Louis-Claude Daquin[1][2][3] (or D'Aquino, d'Aquin, d'Acquin; July 4, 1694 – June 15, 1772) was a harpsichordist.

Contents

  • Life 1
  • Compositions 2
    • The Noëls 2.1
    • Media 2.2
  • References 3
  • External links 4

Life

Louis-Claude Daquin was born in Paris to a family originating from Italy, where his great-great-grandfather took the name D'Aquino after converting to Catholicism in the town of Aquino.[4] Louis-Claude's parents were Claude Daquin, a painter, and Anne Tiersant, a grand-niece of Rabelais. One of Louis-Claude's grand-uncles was a professor of Hebrew at the Collège de France, and another was the principal physician of King Louis XIV.

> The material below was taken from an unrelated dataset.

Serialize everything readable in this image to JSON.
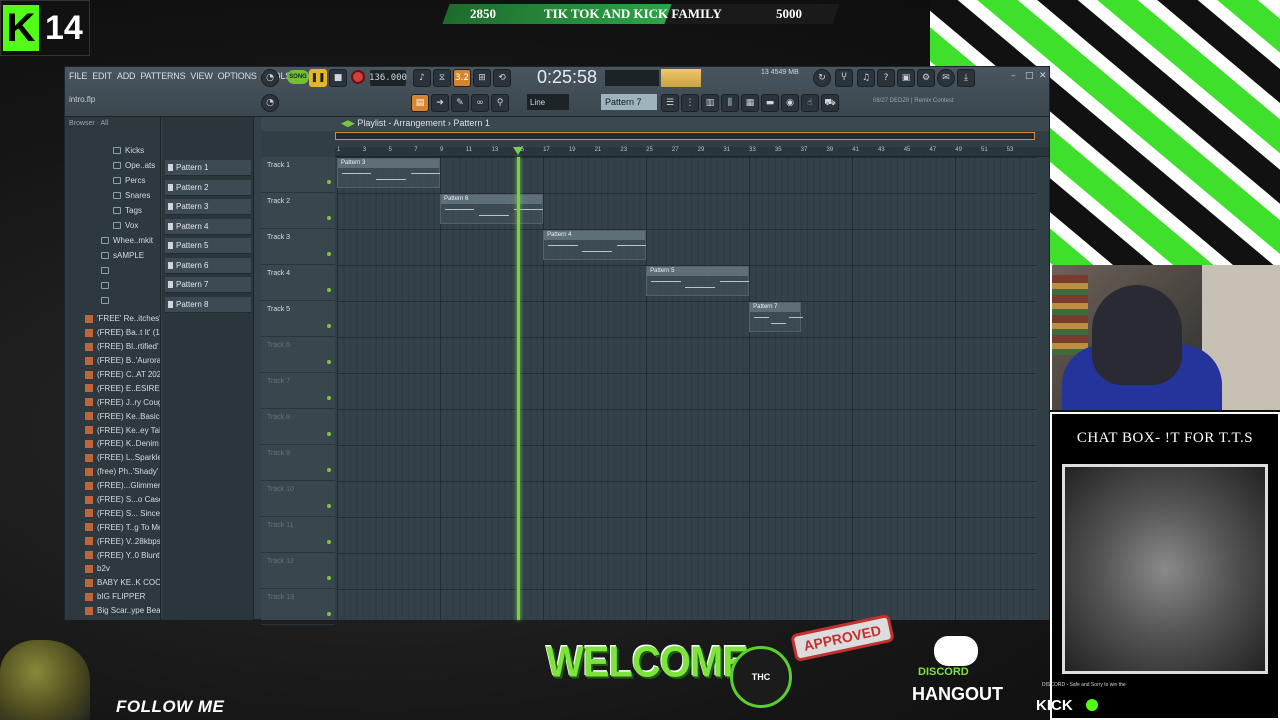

Daquin was a musical child prodigy. He performed for the court of Louis XIV at the age of six. He was for a while a pupil of Sainte-Chapelle, and in the following year took a similar post at the Church of Petit Saint Antoine. In 1722 he married Denise-Thérèse Quirot.

Louis-Claude Daquin never lacked for work as an organist. In 1727 he was appointed organist at the Church of Saint Paul in Paris, ahead of Notre-Dame Cathedral, succeeding Guillaume-Antoine Calvière.

By reputation a dazzling performer at the keyboard, Daquin was courted by the aristocracy, and his great expertise at the organ drew large crowds to hear him. He was known for his "unfaltering precision and evenness" at both the harpsichord and organ.

Compositions

At the age of eight, he conducted his own choral work Beatus Vir.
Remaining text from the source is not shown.